QUICK AND EASY CONGREGATIONAL DEVELOPMENT

A few words on Congregational Development from Canon Donald Vinson

from Koinonia, June, 2008

If you could do one simple thing that would instantly induce your congregation, including guests, to linger at coffee hour and parish dinners, and increase by many times the familiarity of members with one another and their enjoyment of their time together, would you do it?

Good. Purchase a set of round tables for your parish hall or gathering space.

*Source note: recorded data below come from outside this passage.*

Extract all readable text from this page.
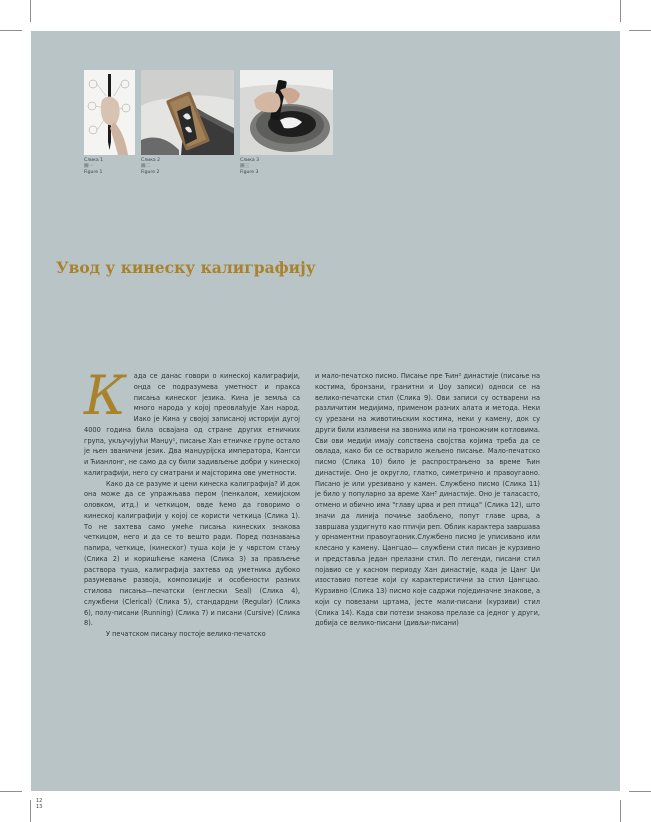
Слика 1
圖一
Figure 1
Слика 2
圖二
Figure 2
Слика 3
圖三
Figure 3
Увод у кинеску калиграфију
К	ада се данас говори о кинеској калиграфији, онда се подразумева уметност и пракса писања кинеског језика. Кина је земља са много народа у којој преовлађује Хан народ. Иако је Кина у својој записаној историји дугој 4000 година била освајана од стране других етничких група, укључујући Манџу¹, писање Хан етничке групе остало је њен званични језик. Два манџурijска императора, Кангси и Ћианлонг, не само да су били задивљење добри у кинеској калиграфији, него су сматрани и мајсторима ове уметности.

Како да се разуме и цени кинеска калиграфија? И док она може да се упражњава пером (пенкалом, хемијском оловком, итд.) и четкицом, овде ћемо да говоримо о кинеској калиграфији у којој се користи четкица (Слика 1). То не захтева само умеће писања кинеских знакова четкицом, него и да се то вешто ради. Поред познавања папира, четкице, (кинеског) туша који је у чврстом стању (Слика 2) и коришћење камена (Слика 3) за прављење раствора туша, калиграфија захтева од уметника дубоко разумевање развоја, композиције и особености разних стилова писања—печатски (енглески Seal) (Слика 4), службени (Clerical) (Слика 5), стандардни (Regular) (Слика 6), полу-писани (Running) (Слика 7) и писани (Cursive) (Слика 8).

У печатском писању постоје велико-печатско

и мало-печатско писмо. Писање пре Ћин² династије (писање на костима, бронзани, гранитни и Џоу записи) односи се на велико-печатски стил (Слика 9). Ови записи су остварени на различитим медијима, применом разних алата и метода. Неки су урезани на животињским костима, неки у камену, док су други били изливени на звонима или на троножним котловима. Сви ови медији имају сопствена својства којима треба да се овлада, како би се остварило жељено писање. Мало-печатско писмо (Слика 10) било је распрострањено за време Ћин династије. Оно је округло, глатко, симетрично и правоугаоно. Писано је или урезивано у камен. Службено писмо (Слика 11) је било у популарно за време Хан³ династије. Оно је таласасто, отмено и обично има "главу црва и реп птица" (Слика 12), што значи да линија почиње заобљено, попут главе црва, а завршава уздигнуто као птичји реп. Облик карактера завршава у орнаментни правоугаоник.Службено писмо је уписивано или клесано у камену. Цангцао— службени стил писан је курзивно и представља један прелазни стил. По легенди, писани стил појавио се у касном периоду Хан династије, када је Цанг Џи изоставио потезе који су карактеристични за стил Цангцао. Курзивно (Слика 13) писмо које садржи појединачне знакове, а који су повезани цртама, јесте мали-писани (курзиви) стил (Слика 14). Када сви потези знакова прелазе са једног у други, добија се велико-писани (дивљи-писани)

12
13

The ones with the white plastic tops are lighter in weight and seem to be durable. They also don’t cost a lot, and don’t necessarily require table-cloths to look good. A bonus is that they roll into place. What they do is encourage people to sit, and linger, because the people at a round table can actually talk to one another. At long, banquet tables, we can speak only to the person on either side of us—and pity the poor guy at the end. Round tables facilitate group interaction.

Don’t get rid of the old eight-foot banquet tables entirely, unless they needed to be replaced long ago because they are ugly and dangerous. (They make long ones with the white plastic tops, too.) We need long tables sometimes—for example, for discussion groups of more than eight, when we like to sit around the outer edges of a square of tables and have view of one another. That arrangement almost makes a big round table.

A key is to plan when to use which, and to set up the room for the occasion. I visited a congregation that had a rectangle of long tables with chairs around the outside, seating perhaps 20 people. Other chairs lined the walls of the room. Only half the people at coffee hour were able to sit at the tables, which had been arranged for the forum which gathered earlier. The rest had to sit all spread out in an environment as welcoming and conducive to interaction as Junior High Prom. It would take just five minutes for two people to break apart the rectangle and add several round tables to the mix so that everyone could be accommodated for the next—and critically important—event : post-Eucharist hospitality.

Come on, the church tables haven’t been new since 1957. It’s time to update! And when you do, think ROUND.
Donald Vinson
Canon for Congregational Development

2 comments:

Anonymous said...

I have only one dislike about eight foot round banquet tables ... they are so big when everyone in the room is talking to each other you can really only have a clear conversation with the one person on either side of you and when the folks at other tables are quiet if you speak loudly enough for everyone at your table to hear you, people at the other tables hear you, too. Is there such a thing as a six foot round table?

Donald K. Vinson said...

Sue, the eight-foot ones are the long ones. For round, I mean those about 5 feet across, that seat 8 people. You can talk across them comfortably.